Moreover, indexing with op_type=create (See `Elasticsearch indexing '<https://www.elastic.co/guide/en/elasticsearch/reference/current/docs-index_.html#operation-type>`_ ) require a Cassandra PAXOS transaction to check if the document exists in the underlying datacenter. This comes with useless performance cost if you use automatic generated document ID (See Automatic ID generation. ), as this ID will be the Cassandra primary key.

Depending on op_type and document ID, CQL requests are issued as follow when indexing with the Elasticsearch API :

op_type Generated ID Provided ID Comment
create INSERT INTO … VALUES(…) INSERT INTO … VALUES(…) IF NOT EXISTS (1) Index a new document.
index INSERT INTO … VALUES(…) DELETE FROM … WHERE … INSERT INTO … VALUES(…) Replace a document that may already exists

(1) The IF NOT EXISTS comes with the cost of the PAXOS transaction. If you don’t need to check the uniqueness of the provided ID, add parameter check_unique_id=false.

GETing

Now, let’s see if the information was added by GETting it:

curl -XGET 'http://localhost:9200/twitter/user/kimchy?pretty=true'
curl -XGET 'http://localhost:9200/twitter/tweet/1?pretty=true'
curl -XGET 'http://localhost:9200/twitter/tweet/2?pretty=true'

Elasticsearch state now show reflect the new twitter index.
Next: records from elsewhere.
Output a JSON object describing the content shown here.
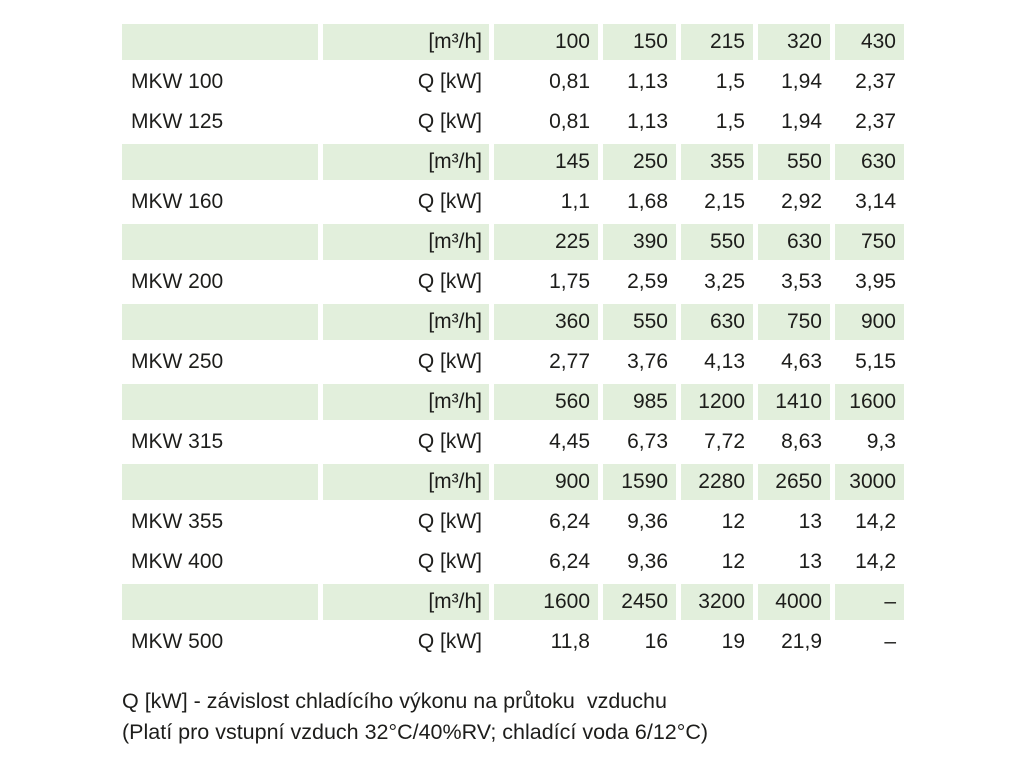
{
  "colors": {
    "row_highlight": "#e2efdc",
    "text": "#1d1d1b",
    "background": "#ffffff"
  },
  "table": {
    "unit_airflow_label": "[m³/h]",
    "unit_power_label": "Q [kW]",
    "rows": [
      {
        "type": "airflow",
        "model": "",
        "unit": "[m³/h]",
        "values": [
          "100",
          "150",
          "215",
          "320",
          "430"
        ]
      },
      {
        "type": "power",
        "model": "MKW 100",
        "unit": "Q [kW]",
        "values": [
          "0,81",
          "1,13",
          "1,5",
          "1,94",
          "2,37"
        ]
      },
      {
        "type": "power",
        "model": "MKW 125",
        "unit": "Q [kW]",
        "values": [
          "0,81",
          "1,13",
          "1,5",
          "1,94",
          "2,37"
        ]
      },
      {
        "type": "airflow",
        "model": "",
        "unit": "[m³/h]",
        "values": [
          "145",
          "250",
          "355",
          "550",
          "630"
        ]
      },
      {
        "type": "power",
        "model": "MKW 160",
        "unit": "Q [kW]",
        "values": [
          "1,1",
          "1,68",
          "2,15",
          "2,92",
          "3,14"
        ]
      },
      {
        "type": "airflow",
        "model": "",
        "unit": "[m³/h]",
        "values": [
          "225",
          "390",
          "550",
          "630",
          "750"
        ]
      },
      {
        "type": "power",
        "model": "MKW 200",
        "unit": "Q [kW]",
        "values": [
          "1,75",
          "2,59",
          "3,25",
          "3,53",
          "3,95"
        ]
      },
      {
        "type": "airflow",
        "model": "",
        "unit": "[m³/h]",
        "values": [
          "360",
          "550",
          "630",
          "750",
          "900"
        ]
      },
      {
        "type": "power",
        "model": "MKW 250",
        "unit": "Q [kW]",
        "values": [
          "2,77",
          "3,76",
          "4,13",
          "4,63",
          "5,15"
        ]
      },
      {
        "type": "airflow",
        "model": "",
        "unit": "[m³/h]",
        "values": [
          "560",
          "985",
          "1200",
          "1410",
          "1600"
        ]
      },
      {
        "type": "power",
        "model": "MKW 315",
        "unit": "Q [kW]",
        "values": [
          "4,45",
          "6,73",
          "7,72",
          "8,63",
          "9,3"
        ]
      },
      {
        "type": "airflow",
        "model": "",
        "unit": "[m³/h]",
        "values": [
          "900",
          "1590",
          "2280",
          "2650",
          "3000"
        ]
      },
      {
        "type": "power",
        "model": "MKW 355",
        "unit": "Q [kW]",
        "values": [
          "6,24",
          "9,36",
          "12",
          "13",
          "14,2"
        ]
      },
      {
        "type": "power",
        "model": "MKW 400",
        "unit": "Q [kW]",
        "values": [
          "6,24",
          "9,36",
          "12",
          "13",
          "14,2"
        ]
      },
      {
        "type": "airflow",
        "model": "",
        "unit": "[m³/h]",
        "values": [
          "1600",
          "2450",
          "3200",
          "4000",
          "–"
        ]
      },
      {
        "type": "power",
        "model": "MKW 500",
        "unit": "Q [kW]",
        "values": [
          "11,8",
          "16",
          "19",
          "21,9",
          "–"
        ]
      }
    ]
  },
  "footer": {
    "line1": "Q [kW] - závislost chladícího výkonu na průtoku  vzduchu",
    "line2": "(Platí pro vstupní vzduch 32°C/40%RV; chladící voda 6/12°C)"
  }
}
Because we are currently running on one node, the token_ranges routing attribute match 100% of the ring from Long.MIN_VALUE to Long.MAX_VALUE.

curl -XGET 'http://localhost:9200/_cluster/state/?pretty=true'
{
  "cluster_name" : "Test Cluster",
  "version" : 5,
  "master_node" : "74ae1629-0149-4e65-b790-cd25c7406675",
  "blocks" : { },
  "nodes" : {
    "74ae1629-0149-4e65-b790-cd25c7406675" : {
      "name" : "localhost",
      "status" : "ALIVE",
      "transport_address" : "inet[localhost/127.0.0.1:9300]",
      "attributes" : {
        "data" : "true",
        "rack" : "RAC1",
        "data_center" : "DC1",
        "master" : "true"
      }
    }
  },
  "metadata" : {
    "version" : 3,
    "uuid" : "74ae1629-0149-4e65-b790-cd25c7406675",
    "templates" : { },
    "indices" : {
      "twitter" : {
        "state" : "open",
        "settings" : {
          "index" : {
            "creation_date" : "1440659762584",
            "uuid" : "fyqNMDfnRgeRE9KgTqxFWw",
            "number_of_replicas" : "1",
            "number_of_shards" : "1",
            "version" : {
              "created" : "1050299"
            }
          }
        },
        "mappings" : {
          "user" : {
            "properties" : {
              "name" : {
                "type" : "string"
              }
            }
          },
          "tweet" : {
            "properties" : {
              "message" : {
                "type" : "string"
              },
              "postDate" : {
                "format" : "dateOptionalTime",
                "type" : "date"
              },
              "user" : {
                "type" : "string"
              }
            }
          }
        },
        "aliases" : [ ]
      }
    }
  },
  "routing_table" : {
    "indices" : {
      "twitter" : {
        "shards" : {
          "0" : [ {
            "state" : "STARTED",
            "primary" : true,
            "node" : "74ae1629-0149-4e65-b790-cd25c7406675",
            "token_ranges" : [ "(-9223372036854775808,9223372036854775807]" ],
            "shard" : 0,
            "index" : "twitter"
          } ]
        }
      }
    }
  },
  "routing_nodes" : {
    "unassigned" : [ ],
    "nodes" : {
      "74ae1629-0149-4e65-b790-cd25c7406675" : [ {
        "state" : "STARTED",
        "primary" : true,
        "node" : "74ae1629-0149-4e65-b790-cd25c7406675",
        "token_ranges" : [ "(-9223372036854775808,9223372036854775807]" ],
        "shard" : 0,
        "index" : "twitter"
      } ]
    }
  },
  "allocations" : [ ]
}

Updates

In Cassandra, an update is an upsert operation (if the row does not exists, it’s an insert). As Elasticsearch, Elassandra issue a GET operation before any update. Then, to keep the same semantic as Elasticsearch, update operations are converted to upsert with the ALL consistency level. Thus, later get operations are consistent. (You should consider CQL UPDATE operation to avoid this performance cost)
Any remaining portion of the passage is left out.